Même s'il se montre particulièrement impoli lorsqu'il m'escorte jusqu'à la voiture en me donnant toute sorte de surnoms comme « joli cœur » ou « ma belle » à chaque fin de phrase, je suis forcée d'admettre qu'il a été aimable en ne me posant aucune question. N'importe qui aurait pu être étonné de voir arriver une jeune femme au visage caché et payant un si haut montant en espèce, mais il devait avoir l'habitude après tout. Etant donné l'allure que lui font tous ces tatouages, il est fort probable qu'il fasse affaire avec des gangs ou autres personnalités avec un quelconque casier judiciaire. Il a même une énorme cicatrice sur la plus grande partie du visage. OK, je viens d'acheter une voiture de manière illégale à un tueur en série. Super ! De toute façon personne n'entendra parler de mon passage ici puisque je suis à présent Kiara, et personne ne me connaît sous ce nom mis à part Alia.
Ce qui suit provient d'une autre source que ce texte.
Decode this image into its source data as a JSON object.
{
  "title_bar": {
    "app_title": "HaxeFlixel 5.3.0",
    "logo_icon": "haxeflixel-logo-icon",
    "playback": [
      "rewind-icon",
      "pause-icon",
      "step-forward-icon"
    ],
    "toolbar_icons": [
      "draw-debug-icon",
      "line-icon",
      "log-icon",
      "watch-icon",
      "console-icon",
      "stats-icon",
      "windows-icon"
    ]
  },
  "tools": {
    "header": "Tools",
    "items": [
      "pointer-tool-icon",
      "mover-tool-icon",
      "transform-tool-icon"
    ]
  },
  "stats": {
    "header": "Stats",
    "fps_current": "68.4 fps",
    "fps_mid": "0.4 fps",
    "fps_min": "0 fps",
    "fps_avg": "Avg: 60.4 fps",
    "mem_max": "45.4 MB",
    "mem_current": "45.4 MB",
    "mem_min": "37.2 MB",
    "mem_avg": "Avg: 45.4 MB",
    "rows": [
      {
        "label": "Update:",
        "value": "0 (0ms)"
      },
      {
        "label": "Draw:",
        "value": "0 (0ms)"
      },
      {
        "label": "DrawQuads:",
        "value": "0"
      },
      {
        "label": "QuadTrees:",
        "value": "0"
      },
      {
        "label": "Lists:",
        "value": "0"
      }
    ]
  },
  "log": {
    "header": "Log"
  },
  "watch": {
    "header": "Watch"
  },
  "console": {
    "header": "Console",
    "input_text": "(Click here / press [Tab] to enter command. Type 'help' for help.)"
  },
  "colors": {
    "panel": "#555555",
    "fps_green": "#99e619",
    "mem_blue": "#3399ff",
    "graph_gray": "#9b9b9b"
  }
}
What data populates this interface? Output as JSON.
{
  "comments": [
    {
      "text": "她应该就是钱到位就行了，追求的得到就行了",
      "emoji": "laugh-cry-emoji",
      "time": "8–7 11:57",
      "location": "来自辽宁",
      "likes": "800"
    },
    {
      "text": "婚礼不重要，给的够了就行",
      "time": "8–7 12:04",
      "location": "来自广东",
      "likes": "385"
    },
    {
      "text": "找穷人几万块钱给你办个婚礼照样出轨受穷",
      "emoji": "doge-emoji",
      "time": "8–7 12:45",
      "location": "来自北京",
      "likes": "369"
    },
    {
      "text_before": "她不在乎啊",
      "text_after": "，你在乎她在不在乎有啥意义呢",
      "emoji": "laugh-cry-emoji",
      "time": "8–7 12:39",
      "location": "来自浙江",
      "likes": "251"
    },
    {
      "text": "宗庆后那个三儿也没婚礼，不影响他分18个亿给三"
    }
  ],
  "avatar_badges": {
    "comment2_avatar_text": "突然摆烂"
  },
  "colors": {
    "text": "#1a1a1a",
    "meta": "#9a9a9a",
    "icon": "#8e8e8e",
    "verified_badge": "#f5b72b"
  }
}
— Veux-tu que je t'aide à mettre tes bagages dans la voiture, ma mignonne ? me demande-t-il avec un grand sourire.
— Non, je suis capable de le faire seule ! Et arrêtez avec vos surnoms si vous ne voulez pas que je vous en colle une ! lâché-je malgré mes efforts pour me taire.
Je l'entends pouffer. Bon, je lui accorde que là je suis vraiment ridicule. Avec mon petit gabarit je ne fais pas le poids.
Je lui arrache les clés de voiture des mains et écrase volontairement son pied du talon, puis mets rapidement mes bagages dans le coffre de la Volvo grise. Je m'assois alors enfin derrière le volant, après avoir enlevé mes chaussures de torture. Je klaxonne pour qu'il ouvre la porte du garage et il finit par s'exécuter en boitant. Je pars alors le plus rapidement possible en direction de l'autoroute.
Je n'arrive toujours pas à le croire : j'ai réussi à partir sans aucun souci majeur, mais surtout d'ici la fin de la journée, je serais avec Alia à New-York. Quel bonheur !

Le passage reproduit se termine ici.